The number of SMART Board surface displays located on the airport movement surface is limited only by the operational need. SMART Board surface displays can be deployed in five major configurations, ranging from fixed location stand-alone to complete support of Tower Cab Air Traffic Control operations.
SMART Board surface displays have no limitations due to airport size, complexity or terrain, and have several airport and aircraft specific advantages for improving surface movement and protecting against runway incursions. Although SMART Board surface displays provide navigation and control services in virtually any airport level environment in which a source of inbound and outbound aircraft are available, there are three areas in which SMART Board surface displays are particularly effective: airports with frequent low-visibility conditions; airports with a high percentage of mixed general aviation (GA), business, sport, and airline traffic; and airports that undergo frequent changes in flow or are in the process of making configuration changes to the surface movement area.

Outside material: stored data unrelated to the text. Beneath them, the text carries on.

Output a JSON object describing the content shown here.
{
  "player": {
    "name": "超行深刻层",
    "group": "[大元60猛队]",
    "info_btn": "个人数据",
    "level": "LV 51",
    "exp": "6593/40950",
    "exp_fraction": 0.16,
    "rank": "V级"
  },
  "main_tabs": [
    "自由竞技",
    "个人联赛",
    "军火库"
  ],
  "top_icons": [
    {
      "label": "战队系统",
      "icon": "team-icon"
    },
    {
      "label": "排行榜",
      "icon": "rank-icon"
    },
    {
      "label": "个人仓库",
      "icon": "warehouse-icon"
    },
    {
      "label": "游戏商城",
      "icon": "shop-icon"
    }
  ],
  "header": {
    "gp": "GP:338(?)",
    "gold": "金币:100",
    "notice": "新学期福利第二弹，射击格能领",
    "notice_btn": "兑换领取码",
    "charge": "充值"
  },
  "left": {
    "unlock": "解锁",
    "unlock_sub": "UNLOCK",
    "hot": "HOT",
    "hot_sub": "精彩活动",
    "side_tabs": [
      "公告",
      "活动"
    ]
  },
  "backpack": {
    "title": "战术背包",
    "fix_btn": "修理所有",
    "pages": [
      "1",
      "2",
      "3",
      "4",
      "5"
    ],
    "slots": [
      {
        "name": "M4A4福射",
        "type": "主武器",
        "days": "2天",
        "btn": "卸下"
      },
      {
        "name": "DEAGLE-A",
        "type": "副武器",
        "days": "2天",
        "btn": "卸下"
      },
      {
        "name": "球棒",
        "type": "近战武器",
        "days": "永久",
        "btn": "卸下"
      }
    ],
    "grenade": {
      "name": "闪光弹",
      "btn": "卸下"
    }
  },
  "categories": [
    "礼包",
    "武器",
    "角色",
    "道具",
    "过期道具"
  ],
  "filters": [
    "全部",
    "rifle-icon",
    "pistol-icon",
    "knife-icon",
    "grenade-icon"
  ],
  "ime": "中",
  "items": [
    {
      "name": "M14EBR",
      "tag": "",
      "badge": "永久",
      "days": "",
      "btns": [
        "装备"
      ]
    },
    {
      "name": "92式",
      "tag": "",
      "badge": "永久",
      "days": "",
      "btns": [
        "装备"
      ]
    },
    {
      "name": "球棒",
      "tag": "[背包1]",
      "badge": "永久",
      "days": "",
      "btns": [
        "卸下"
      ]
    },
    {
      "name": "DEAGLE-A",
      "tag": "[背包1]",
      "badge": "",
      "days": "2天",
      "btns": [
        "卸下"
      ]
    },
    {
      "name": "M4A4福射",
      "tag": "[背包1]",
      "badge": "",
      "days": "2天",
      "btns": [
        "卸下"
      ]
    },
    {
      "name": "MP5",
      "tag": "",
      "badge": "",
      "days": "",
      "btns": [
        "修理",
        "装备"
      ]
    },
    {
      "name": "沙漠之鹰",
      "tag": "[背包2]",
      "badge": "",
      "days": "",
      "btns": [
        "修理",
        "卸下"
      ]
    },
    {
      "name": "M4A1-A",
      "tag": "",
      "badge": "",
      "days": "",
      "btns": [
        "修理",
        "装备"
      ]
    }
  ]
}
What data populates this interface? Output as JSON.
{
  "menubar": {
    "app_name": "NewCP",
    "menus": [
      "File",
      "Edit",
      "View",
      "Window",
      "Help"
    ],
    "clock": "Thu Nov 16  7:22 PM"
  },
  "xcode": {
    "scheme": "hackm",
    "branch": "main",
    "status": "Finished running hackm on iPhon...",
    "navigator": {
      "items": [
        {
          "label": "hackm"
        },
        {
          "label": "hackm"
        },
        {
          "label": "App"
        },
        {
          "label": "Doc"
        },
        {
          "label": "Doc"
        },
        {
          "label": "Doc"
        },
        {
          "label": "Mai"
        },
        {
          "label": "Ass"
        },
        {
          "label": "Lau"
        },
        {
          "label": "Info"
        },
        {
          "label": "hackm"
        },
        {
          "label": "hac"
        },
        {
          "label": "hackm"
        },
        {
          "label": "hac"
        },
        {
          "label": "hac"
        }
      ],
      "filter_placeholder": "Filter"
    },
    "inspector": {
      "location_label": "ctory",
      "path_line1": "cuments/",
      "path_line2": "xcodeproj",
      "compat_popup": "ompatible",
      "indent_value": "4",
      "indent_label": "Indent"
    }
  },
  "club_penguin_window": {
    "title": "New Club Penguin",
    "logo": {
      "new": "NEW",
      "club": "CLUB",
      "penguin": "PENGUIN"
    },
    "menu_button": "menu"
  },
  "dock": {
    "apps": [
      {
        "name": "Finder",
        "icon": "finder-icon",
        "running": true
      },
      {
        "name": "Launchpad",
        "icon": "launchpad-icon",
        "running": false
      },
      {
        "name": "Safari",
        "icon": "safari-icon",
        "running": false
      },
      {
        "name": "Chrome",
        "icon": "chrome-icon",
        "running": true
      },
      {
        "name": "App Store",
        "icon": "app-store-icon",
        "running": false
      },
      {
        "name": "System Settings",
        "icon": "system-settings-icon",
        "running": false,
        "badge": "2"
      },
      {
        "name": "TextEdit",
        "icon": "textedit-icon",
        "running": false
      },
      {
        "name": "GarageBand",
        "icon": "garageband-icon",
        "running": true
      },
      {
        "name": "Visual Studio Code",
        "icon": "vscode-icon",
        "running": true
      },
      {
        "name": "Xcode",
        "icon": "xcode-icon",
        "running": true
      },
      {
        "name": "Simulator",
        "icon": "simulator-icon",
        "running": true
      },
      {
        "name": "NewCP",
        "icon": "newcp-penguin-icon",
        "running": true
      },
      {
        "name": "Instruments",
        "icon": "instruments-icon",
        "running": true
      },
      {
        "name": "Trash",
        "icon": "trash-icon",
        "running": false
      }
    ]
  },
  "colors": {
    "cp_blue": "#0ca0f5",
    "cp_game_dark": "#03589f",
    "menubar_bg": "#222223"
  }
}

Since there are no aircraft special equipment requirements, SMART Board surface displays accommodate a mix of aircraft and operators. Airports having a significant mix of aircraft types will be able to enjoy an increased level of runway incursion safety by knowing more positive guidance will be delivered to all aircraft, regardless of equipage, reducing errors from lost aircraft and providing an extra measure of runway occupancy status to all operators.
Another useful capability of SMART Board surface displays is to assist in turning an airport around and setting up semi-permanent routing to accommodate construction and temporary weather or traffic flow conditions such as deicing procedures or accommodating “parking lot” conditions when congested. SMART Board surface displays can easily accommodate new routing and ad hoc changes in flow for temporary conditions. As the signs visually provide new navigational directions, the frequency does not need to be shared with this duty and can be used to direct other traffic and weather activities. SMART Board surface displays can deliver weather-related surface conditions and temporary routing instructions to pilots for de-icing operations.
To help reduce runway incursions, SMART Board surface displays provide additional situational awareness to aircraft in dependent runway operations, such as parallel and intersecting runways (Land Hold Short Operations (LAHSO). SMART Board surface displays maintain safety and surface flow around and through temporary construction zones. SMART Board surface displays can be adapted to deliver wake vortex advisories and route instructions dependent upon aircraft type or class, equipped or not. Aircraft type identifiers are flight plan components already in the system.
Several embodiments have been presented. This invention, however may be embodied in many different forms and should not be construed as limited to the embodiments discussed above. For example, the system could include additional features such as a barrier method that prevents the surface vehicle from taking an unauthorized route. Therefore, the disclosed embodiments are provided so that this disclosure will be thorough and complete and will fully convey the scope of the invention to those skilled in the art.